In total, 8,880 state school teachers chose to retire in 2010-11 before the pension age rose - the highest number since the 90s, according to statistics published by the Department for Education.
Christine Blower, general secretary of the National Union of Teachers (NUT) blamed "excessive workload, a restrictive curriculum and the intense worry and fear regarding Ofsted inspections" as the reasons.
The report shows a considerable increase since last year:
The statistics also reveal that before 2010/11, the last time a higher number of teachers retired before retirement age was in 1997-98 when 11,350 left early.
Changes made to the teachers' pension scheme from the end of August 1997 meant that many more teachers took early retirement that year than in previous years, the DfE report says.
Under the current system, the teachers' pension age is 65, whereas before 2007 teachers could receive their pension at 60.
"The teaching profession comes under almost daily attack and criticism from government and Ofsted," Blower continued. "In too many schools, planning and assessment requirements have become formulaic burdens which have become the bane of teachers’ lives, add to that pay freezes and threats to pensions.
"This government is turning one of the best jobs possible into a very pressured and difficult one.
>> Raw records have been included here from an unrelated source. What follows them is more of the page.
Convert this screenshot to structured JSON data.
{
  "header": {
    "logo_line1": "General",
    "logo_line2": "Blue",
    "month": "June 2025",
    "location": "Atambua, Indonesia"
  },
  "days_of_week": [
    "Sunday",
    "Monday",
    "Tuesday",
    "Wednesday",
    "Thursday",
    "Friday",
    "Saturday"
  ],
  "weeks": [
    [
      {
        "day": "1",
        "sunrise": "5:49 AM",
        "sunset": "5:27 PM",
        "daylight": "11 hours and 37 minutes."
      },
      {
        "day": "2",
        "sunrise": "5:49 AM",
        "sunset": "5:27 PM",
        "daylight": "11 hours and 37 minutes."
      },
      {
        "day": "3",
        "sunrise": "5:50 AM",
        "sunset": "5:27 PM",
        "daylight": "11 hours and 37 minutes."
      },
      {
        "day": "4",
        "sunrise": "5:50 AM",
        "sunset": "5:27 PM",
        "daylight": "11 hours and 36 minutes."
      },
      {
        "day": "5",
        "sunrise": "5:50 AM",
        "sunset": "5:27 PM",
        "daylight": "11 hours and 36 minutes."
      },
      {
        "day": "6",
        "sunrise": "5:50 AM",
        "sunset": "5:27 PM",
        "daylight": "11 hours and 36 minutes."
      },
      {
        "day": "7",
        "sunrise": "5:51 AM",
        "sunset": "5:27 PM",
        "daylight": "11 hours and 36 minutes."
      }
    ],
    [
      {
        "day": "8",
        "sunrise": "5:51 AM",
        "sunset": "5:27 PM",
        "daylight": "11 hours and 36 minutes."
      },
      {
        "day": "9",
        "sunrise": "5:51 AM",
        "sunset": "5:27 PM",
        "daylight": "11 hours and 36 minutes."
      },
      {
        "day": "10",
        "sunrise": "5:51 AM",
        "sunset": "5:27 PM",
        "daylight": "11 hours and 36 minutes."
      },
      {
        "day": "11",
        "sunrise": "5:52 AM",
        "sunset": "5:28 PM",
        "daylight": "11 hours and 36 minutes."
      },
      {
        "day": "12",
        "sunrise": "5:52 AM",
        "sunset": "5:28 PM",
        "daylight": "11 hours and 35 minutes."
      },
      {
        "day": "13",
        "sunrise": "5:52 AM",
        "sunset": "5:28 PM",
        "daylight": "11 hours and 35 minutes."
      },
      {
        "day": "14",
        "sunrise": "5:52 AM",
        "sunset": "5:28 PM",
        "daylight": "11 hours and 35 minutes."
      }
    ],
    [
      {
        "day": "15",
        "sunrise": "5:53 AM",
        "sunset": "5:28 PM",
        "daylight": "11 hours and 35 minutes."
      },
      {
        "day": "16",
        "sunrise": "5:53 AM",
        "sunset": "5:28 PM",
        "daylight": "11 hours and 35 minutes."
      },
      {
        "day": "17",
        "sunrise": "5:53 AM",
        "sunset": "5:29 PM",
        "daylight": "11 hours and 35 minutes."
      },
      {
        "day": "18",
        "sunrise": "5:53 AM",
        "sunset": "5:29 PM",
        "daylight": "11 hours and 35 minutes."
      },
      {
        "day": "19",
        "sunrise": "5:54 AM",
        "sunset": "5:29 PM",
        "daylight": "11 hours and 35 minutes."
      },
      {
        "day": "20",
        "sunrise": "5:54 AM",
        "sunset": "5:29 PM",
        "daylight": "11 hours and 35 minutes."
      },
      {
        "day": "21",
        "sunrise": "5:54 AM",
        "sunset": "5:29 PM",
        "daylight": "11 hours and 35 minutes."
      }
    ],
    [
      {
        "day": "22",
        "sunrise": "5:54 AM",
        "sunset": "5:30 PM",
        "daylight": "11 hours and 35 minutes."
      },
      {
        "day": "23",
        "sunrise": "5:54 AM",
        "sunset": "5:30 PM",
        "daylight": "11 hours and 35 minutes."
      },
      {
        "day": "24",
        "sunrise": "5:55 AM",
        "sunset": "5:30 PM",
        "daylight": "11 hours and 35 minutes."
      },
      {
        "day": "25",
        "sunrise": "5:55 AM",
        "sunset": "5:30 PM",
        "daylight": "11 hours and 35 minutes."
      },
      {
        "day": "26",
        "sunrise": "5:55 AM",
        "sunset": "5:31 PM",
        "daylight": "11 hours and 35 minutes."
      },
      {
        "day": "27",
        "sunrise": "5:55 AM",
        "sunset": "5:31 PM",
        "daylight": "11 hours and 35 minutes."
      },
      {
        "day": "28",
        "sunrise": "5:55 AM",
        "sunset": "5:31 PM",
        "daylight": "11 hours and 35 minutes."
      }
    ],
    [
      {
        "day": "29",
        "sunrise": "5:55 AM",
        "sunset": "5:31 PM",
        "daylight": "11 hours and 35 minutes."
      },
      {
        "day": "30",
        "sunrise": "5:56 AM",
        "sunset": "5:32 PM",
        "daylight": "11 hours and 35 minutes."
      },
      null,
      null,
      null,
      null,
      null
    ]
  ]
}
This will be reflected in recruitment as well as early retirement."
But the DfE insisted the statistics were "good news".
"The number of teachers overall leaving state schools is at its lowest level for a decade," a spokesperson for the department said.
"No clear single reason why premature retirements have increased and likely to be through a combination of factors."
Chris McGovern, a former headteacher and chairman of the Campaign for Real Education, told The Telegraph the figures were a "tragic waste of talent".
"For many teachers, it's like working in a factory. The obsession with league tables and targets means that managers of schools are putting more and more pressure on teachers to get good results at all costs," he told the paper on Sunday.
The DfE cited demographics as a "major factor" and added the increase in premature retirements was "not necessarily a negative thing".
"The individuals are not necessarily lost to the profession - they can choose to return to teaching in a different or lesser capacity and continue to receive their pension."